Additionally, amendments to the city charter slated for the June ballot would have the internal auditor responsible for his or her own budget, and answerable to an audit committee comprised of both council members and private residents with a financial background. The mayor, however, would nominate the auditor and the members of the public who would sit on the audit committee.

Yet even if the proposed staff increases are implemented and the charter amendments pass, the city’s audit department will still be half of what it should be, according to the best practice standards set by the Institute of Internal Auditors. The staff is also lacking auditors certified to review computer systems at a time when the city is in the process of implementing a massive system that will handle all of the city’s fiscal control functions.

Such deficits are especially glaring in San Diego where financial fraud investigations have become the norm in recent years and officialdom continues to fight against its “Enron by the Sea” image. In a 2006 settlement, the Securities and Exchange Commission sanctioned the city for securities fraud stemming from its failure to disclose the depths of its financial troubles to investors. The fallout from those troubles has left the city without a credit rating for more than three years and cost the city tens of millions of dollars in consultant and financing fees.

A robust internal auditing operation is “absolutely important” for San Diego considering its current situation, said David Sundstrom, the elected auditor and controller of Orange County, which preceded San Diego as Southern California’s poster child for fiscal fraud and mismanagement. The county filed for bankruptcy in 1994 after its treasurer made a series of risky derivative investments tied to interest rates. The county lost more than $1 billion after interest rates shot up that fall.

Orange County now has an internal auditing staff of 21 and is considered a “best practices” organization by the auditors’ institute. Sundstrom, who joined the county after the bankruptcy, said now more than ever governments need people to keep watch over financial transactions that increase in complexity by the day.

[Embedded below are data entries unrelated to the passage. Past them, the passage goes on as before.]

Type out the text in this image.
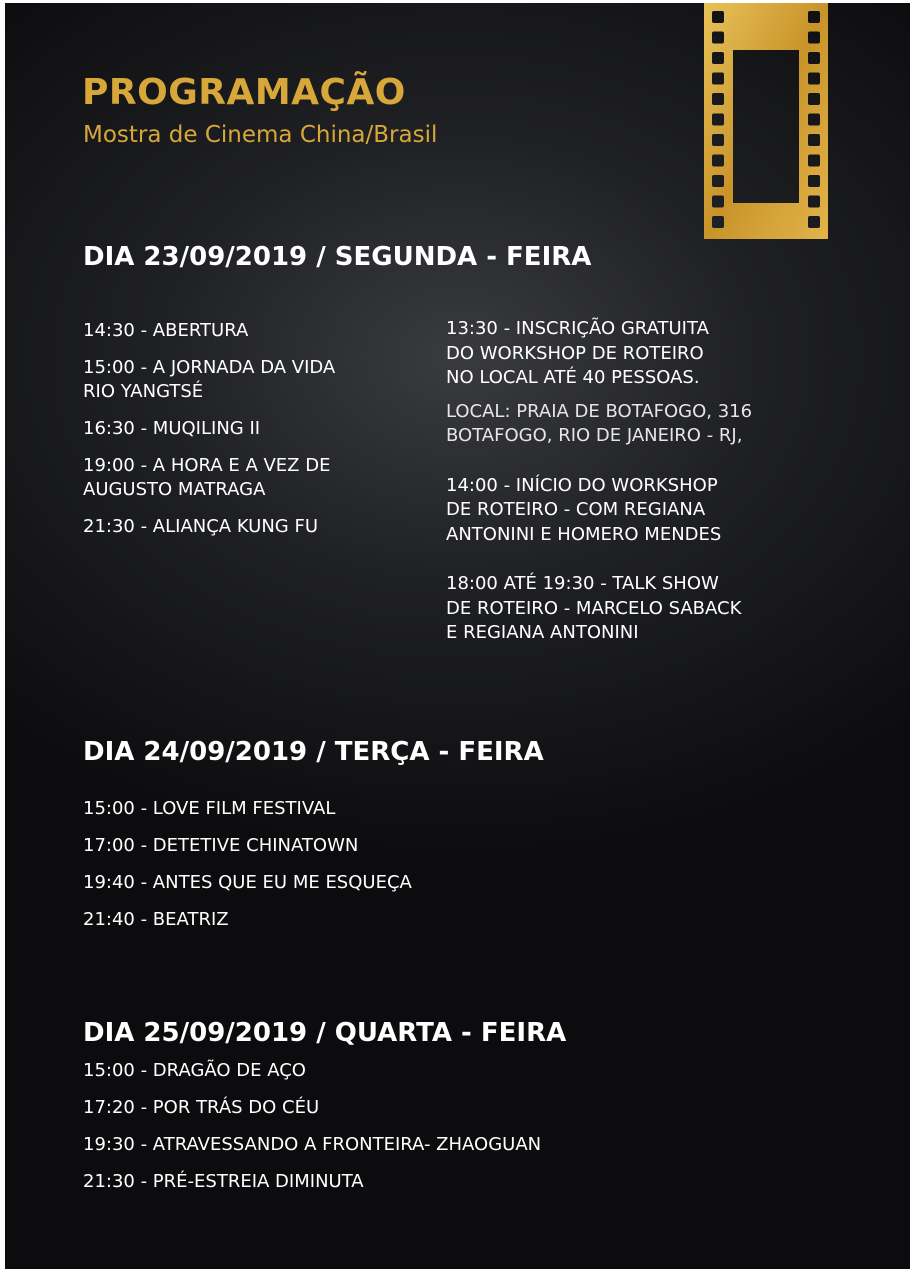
PROGRAMAÇÃO
Mostra de Cinema China/Brasil
DIA 23/09/2019 / SEGUNDA - FEIRA
14:30 - ABERTURA
15:00 - A JORNADA DA VIDA
RIO YANGTSÉ
16:30 - MUQILING II
19:00 - A HORA E A VEZ DE
AUGUSTO MATRAGA
21:30 - ALIANÇA KUNG FU

13:30 - INSCRIÇÃO GRATUITA
DO WORKSHOP DE ROTEIRO
NO LOCAL ATÉ 40 PESSOAS.

LOCAL: PRAIA DE BOTAFOGO, 316
BOTAFOGO, RIO DE JANEIRO - RJ,

14:00 - INÍCIO DO WORKSHOP
DE ROTEIRO - COM REGIANA
ANTONINI E HOMERO MENDES

18:00 ATÉ 19:30 - TALK SHOW
DE ROTEIRO - MARCELO SABACK
E REGIANA ANTONINI

DIA 24/09/2019 / TERÇA - FEIRA
15:00 - LOVE FILM FESTIVAL
17:00 - DETETIVE CHINATOWN
19:40 - ANTES QUE EU ME ESQUEÇA
21:40 - BEATRIZ
DIA 25/09/2019 / QUARTA - FEIRA
15:00 - DRAGÃO DE AÇO
17:20 - POR TRÁS DO CÉU
19:30 - ATRAVESSANDO A FRONTEIRA- ZHAOGUAN
21:30 - PRÉ-ESTREIA DIMINUTA
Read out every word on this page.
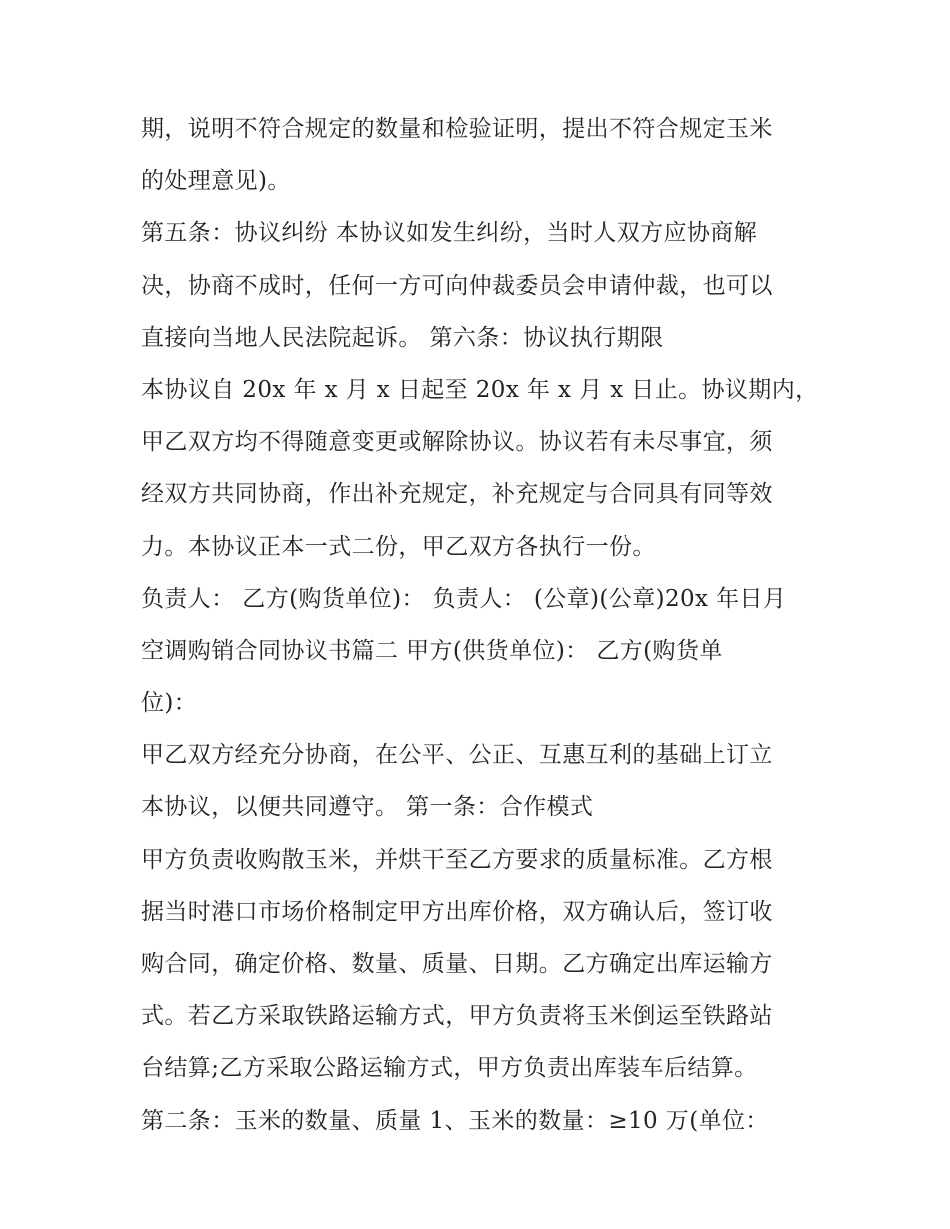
期，说明不符合规定的数量和检验证明，提出不符合规定玉米
的处理意见)。
第五条：协议纠纷 本协议如发生纠纷，当时人双方应协商解
决，协商不成时，任何一方可向仲裁委员会申请仲裁，也可以
直接向当地人民法院起诉。 第六条：协议执行期限
本协议自 20x 年 x 月 x 日起至 20x 年 x 月 x 日止。协议期内，
甲乙双方均不得随意变更或解除协议。协议若有未尽事宜，须
经双方共同协商，作出补充规定，补充规定与合同具有同等效
力。本协议正本一式二份，甲乙双方各执行一份。
负责人： 乙方(购货单位)： 负责人： (公章)(公章)20x 年日月
空调购销合同协议书篇二 甲方(供货单位)： 乙方(购货单
位)：
甲乙双方经充分协商，在公平、公正、互惠互利的基础上订立
本协议，以便共同遵守。 第一条：合作模式
甲方负责收购散玉米，并烘干至乙方要求的质量标准。乙方根
据当时港口市场价格制定甲方出库价格，双方确认后，签订收
购合同，确定价格、数量、质量、日期。乙方确定出库运输方
式。若乙方采取铁路运输方式，甲方负责将玉米倒运至铁路站
台结算;乙方采取公路运输方式，甲方负责出库装车后结算。
第二条：玉米的数量、质量 1、玉米的数量：≥10 万(单位：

“Everyone needs a method to get in and review its systems to make sure management are doing what they think they are doing,” Sundstrom said, adding that San Diego’s lack of information technology auditors are particularly troubling.

“Depending on how things are set up, you could be automating fraud.”

In addition to Orange County, Jefferson Wells compared San Diego to three cities considered to by operating under best practices: Phoenix, Denver and Austin. All three had at least 20-person audit staffs, and Phoenix, the city closest in size to San Diego, has a 38-person staff.

Sanders administration officials say the auditing staff will eventually reach the level of best practices, but not as quickly as many might expect given the deep financial hole dug by previous administrations. So much reform is needed, they say, that it can’t be done all at once.

In his response to the Jefferson Wells review, Luna, the city’s auditor, outlined scenarios that would increase his auditing staff by 17 over the next three to five years. The additions would raise the payroll for the office to an estimated $3.7 million annually.

“The city does not have unlimited cash lying around, it cannot become everything everyone wants it to be overnight,” Sainz said.